Colleges fail to give broadcast students proper voice
Voice trainer hits out at educational institutions which fail to tell journalists they are not good enough
Guest speaker Kate Lee, a former actress who trains voices for GWR, Essex Radio and other IR and ITV companies, listens to broadcasts and demo tapes from job-seekers and holds training sessions. She told Press Gazette, "I hear voices which are dull, flat and expressionless reading to the next full stop rather than reading for sense. It's difficult for the audience to get a flavour of what they're saying as opposed to just the words. It can make journalists' copy sound quite dreary. They read but they don't communicate."
As director of programming at Lincs FM, which has won licences for three new stations, Jane Hill is deluged with demo tapes from would-be employees. She complained of "fairly strained or shouting voices with the particular habit of emphasising the last words of sentences as if they're all trying to imitate Howard Hughes of Capital." Hill has much respect for this award-winning journalist but does not want all her newsreaders sounding like him. She said: "I want a clear, normal voice with the rudiments of good projection as if talking one-to-one, and the ability to stress the right words."
Bob McCreadie, programme controller at Orchard FM, recently recruited a journalist who had had virtually no voice training. He has received newsreading demo tapes from people with speech impediments, lack of pitch, an inability to deliver the news with authority, at the right pace or with correct emphasis, and who sound as if they don't understand what they are reading. Journalists may have excellent writing skills and knowledge of the law, but McCreadie said: "However well they've written a piece they must be able to deliver it clearly and with authority."

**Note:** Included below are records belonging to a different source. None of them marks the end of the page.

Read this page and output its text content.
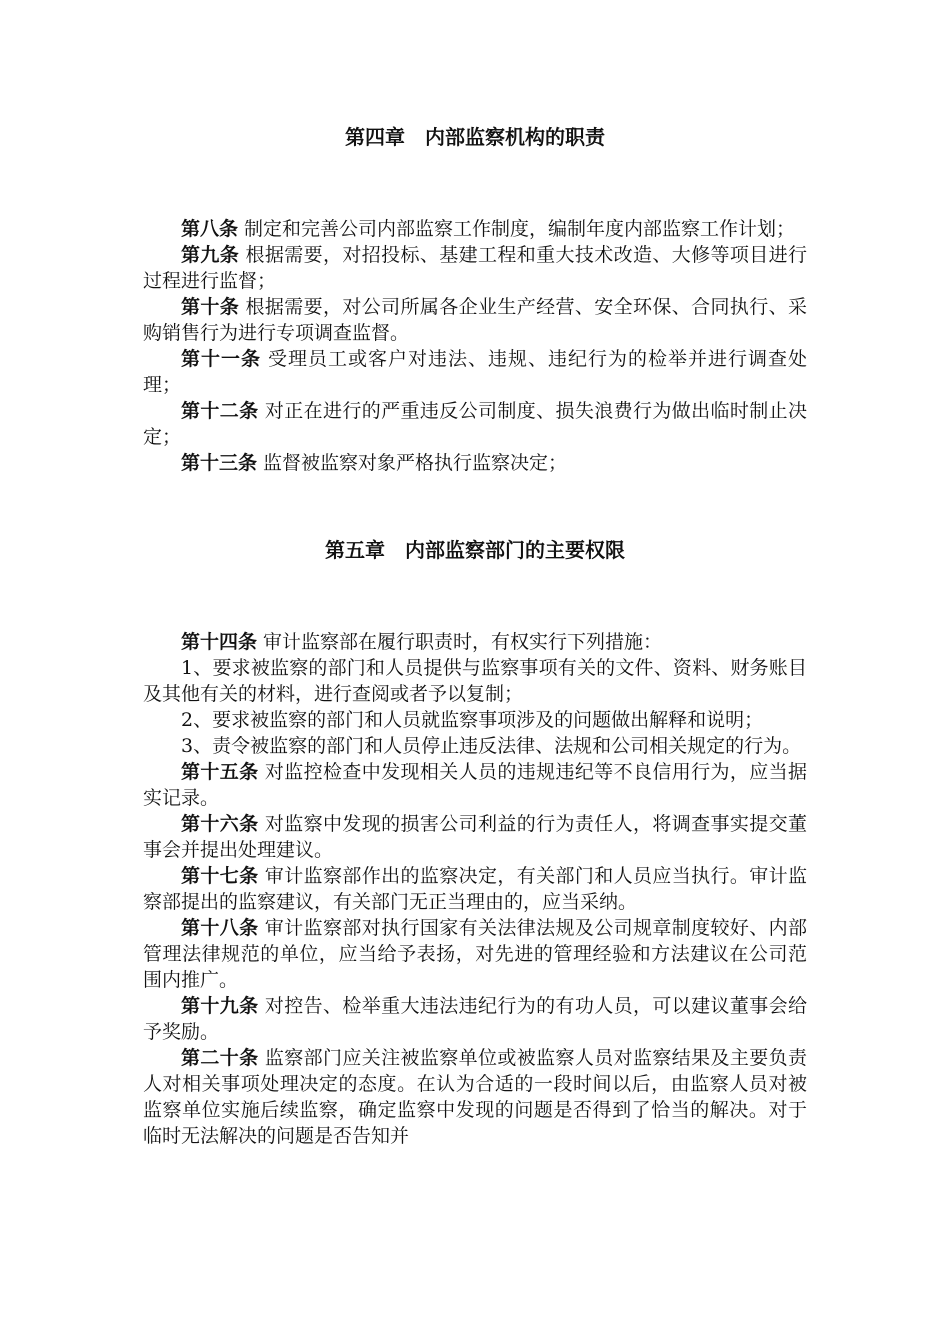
第四章　内部监察机构的职责

第八条 制定和完善公司内部监察工作制度，编制年度内部监察工作计划；

第九条 根据需要，对招投标、基建工程和重大技术改造、大修等项目进行过程进行监督；

第十条 根据需要，对公司所属各企业生产经营、安全环保、合同执行、采购销售行为进行专项调查监督。

第十一条 受理员工或客户对违法、违规、违纪行为的检举并进行调查处理；

第十二条 对正在进行的严重违反公司制度、损失浪费行为做出临时制止决定；

第十三条 监督被监察对象严格执行监察决定；

第五章　内部监察部门的主要权限

第十四条 审计监察部在履行职责时，有权实行下列措施：

1、要求被监察的部门和人员提供与监察事项有关的文件、资料、财务账目及其他有关的材料，进行查阅或者予以复制；

2、要求被监察的部门和人员就监察事项涉及的问题做出解释和说明；

3、责令被监察的部门和人员停止违反法律、法规和公司相关规定的行为。

第十五条 对监控检查中发现相关人员的违规违纪等不良信用行为，应当据实记录。

第十六条 对监察中发现的损害公司利益的行为责任人，将调查事实提交董事会并提出处理建议。

第十七条 审计监察部作出的监察决定，有关部门和人员应当执行。审计监察部提出的监察建议，有关部门无正当理由的，应当采纳。

第十八条 审计监察部对执行国家有关法律法规及公司规章制度较好、内部管理法律规范的单位，应当给予表扬，对先进的管理经验和方法建议在公司范围内推广。

第十九条 对控告、检举重大违法违纪行为的有功人员，可以建议董事会给予奖励。

第二十条 监察部门应关注被监察单位或被监察人员对监察结果及主要负责人对相关事项处理决定的态度。在认为合适的一段时间以后，由监察人员对被监察单位实施后续监察，确定监察中发现的问题是否得到了恰当的解决。对于临时无法解决的问题是否告知并
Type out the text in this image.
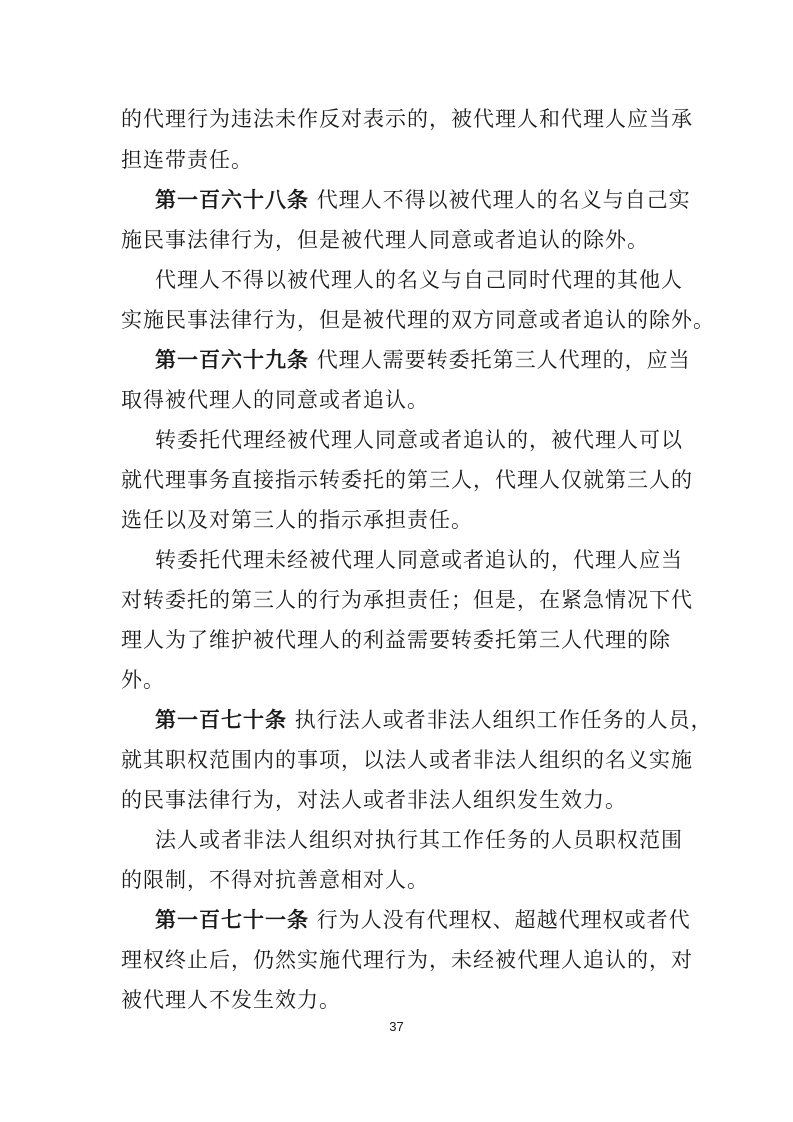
的代理行为违法未作反对表示的，被代理人和代理人应当承
担连带责任。
第一百六十八条 代理人不得以被代理人的名义与自己实
施民事法律行为，但是被代理人同意或者追认的除外。
代理人不得以被代理人的名义与自己同时代理的其他人
实施民事法律行为，但是被代理的双方同意或者追认的除外。
第一百六十九条 代理人需要转委托第三人代理的，应当
取得被代理人的同意或者追认。
转委托代理经被代理人同意或者追认的，被代理人可以
就代理事务直接指示转委托的第三人，代理人仅就第三人的
选任以及对第三人的指示承担责任。
转委托代理未经被代理人同意或者追认的，代理人应当
对转委托的第三人的行为承担责任；但是，在紧急情况下代
理人为了维护被代理人的利益需要转委托第三人代理的除
外。
第一百七十条 执行法人或者非法人组织工作任务的人员，
就其职权范围内的事项，以法人或者非法人组织的名义实施
的民事法律行为，对法人或者非法人组织发生效力。
法人或者非法人组织对执行其工作任务的人员职权范围
的限制，不得对抗善意相对人。
第一百七十一条 行为人没有代理权、超越代理权或者代
理权终止后，仍然实施代理行为，未经被代理人追认的，对
被代理人不发生效力。
37
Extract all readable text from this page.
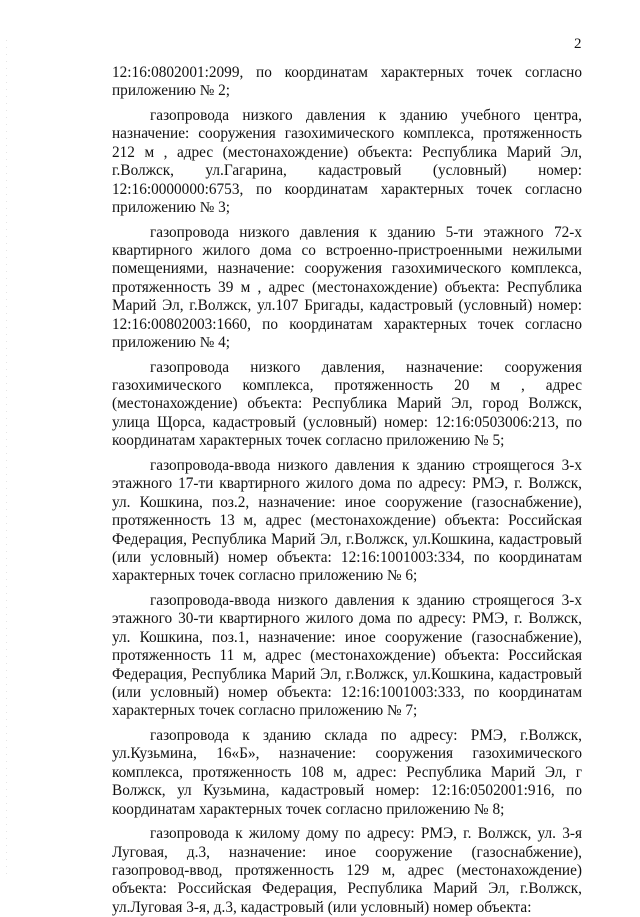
2

12:16:0802001:2099, по координатам характерных точек согласно приложению № 2;

газопровода низкого давления к зданию учебного центра, назначение: сооружения газохимического комплекса, протяженность 212 м , адрес (местонахождение) объекта: Республика Марий Эл, г.Волжск, ул.Гагарина, кадастровый (условный) номер: 12:16:0000000:6753, по координатам характерных точек согласно приложению № 3;

газопровода низкого давления к зданию 5-ти этажного 72-х квартирного жилого дома со встроенно-пристроенными нежилыми помещениями, назначение: сооружения газохимического комплекса, протяженность 39 м , адрес (местонахождение) объекта: Республика Марий Эл, г.Волжск, ул.107 Бригады, кадастровый (условный) номер: 12:16:00802003:1660, по координатам характерных точек согласно приложению № 4;

газопровода низкого давления, назначение: сооружения газохимического комплекса, протяженность 20 м , адрес (местонахождение) объекта: Республика Марий Эл, город Волжск, улица Щорса, кадастровый (условный) номер: 12:16:0503006:213, по координатам характерных точек согласно приложению № 5;

газопровода-ввода низкого давления к зданию строящегося 3-х этажного 17-ти квартирного жилого дома по адресу: РМЭ, г. Волжск, ул. Кошкина, поз.2, назначение: иное сооружение (газоснабжение), протяженность 13 м, адрес (местонахождение) объекта: Российская Федерация, Республика Марий Эл, г.Волжск, ул.Кошкина, кадастровый (или условный) номер объекта: 12:16:1001003:334, по координатам характерных точек согласно приложению № 6;

газопровода-ввода низкого давления к зданию строящегося 3-х этажного 30-ти квартирного жилого дома по адресу: РМЭ, г. Волжск, ул. Кошкина, поз.1, назначение: иное сооружение (газоснабжение), протяженность 11 м, адрес (местонахождение) объекта: Российская Федерация, Республика Марий Эл, г.Волжск, ул.Кошкина, кадастровый (или условный) номер объекта: 12:16:1001003:333, по координатам характерных точек согласно приложению № 7;

газопровода к зданию склада по адресу: РМЭ, г.Волжск, ул.Кузьмина, 16«Б», назначение: сооружения газохимического комплекса, протяженность 108 м, адрес: Республика Марий Эл, г Волжск, ул Кузьмина, кадастровый номер: 12:16:0502001:916, по координатам характерных точек согласно приложению № 8;

газопровода к жилому дому по адресу: РМЭ, г. Волжск, ул. 3-я Луговая, д.3, назначение: иное сооружение (газоснабжение), газопровод-ввод, протяженность 129 м, адрес (местонахождение) объекта: Российская Федерация, Республика Марий Эл, г.Волжск, ул.Луговая 3-я, д.3, кадастровый (или условный) номер объекта:
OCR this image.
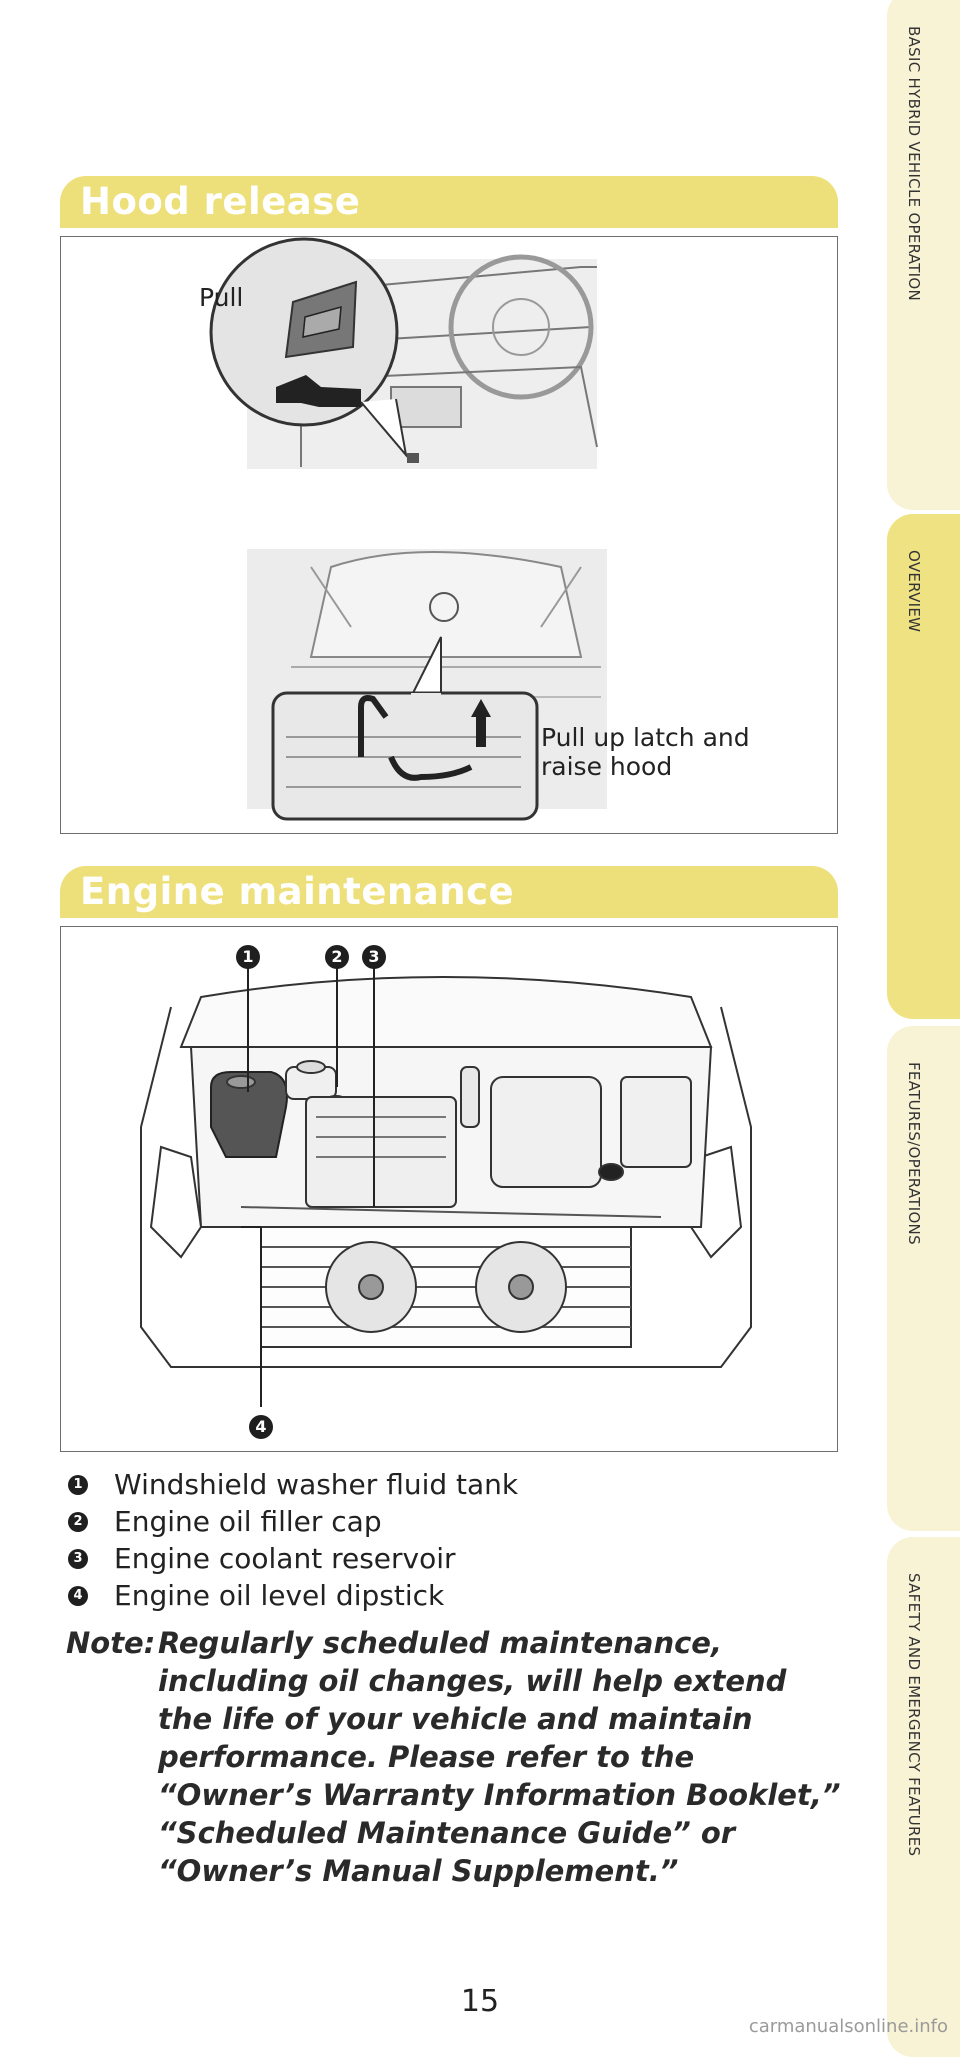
BASIC HYBRID VEHICLE OPERATION
OVERVIEW
FEATURES/OPERATIONS
SAFETY AND EMERGENCY FEATURES
Hood release
Pull
Pull up latch and
raise hood
Engine maintenance
1	2	3
4
1 Windshield washer fluid tank
2 Engine oil filler cap
3 Engine coolant reservoir
4 Engine oil level dipstick
Note: Regularly scheduled maintenance, including oil changes, will help extend the life of your vehicle and maintain performance. Please refer to the “Owner’s Warranty Information Booklet,” “Scheduled Maintenance Guide” or “Owner’s Manual Supplement.”
15
carmanualsonline.info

Lee and Hill are upset that broadcasting students pay fees to colleges for two years, perhaps ending up in debt, yet never get told "lose your speech defect or look for some other job." McCreadie said colleges seemed to assume that journalists could complete their training on the job when they joined a station. However, Lee says they do not have the resources to do this. She asked: "Do colleges appreciate the reality of commercial radio now when stations have very small newsrooms working at a high pace, or do they think they still have the manning levels of 10 years ago?"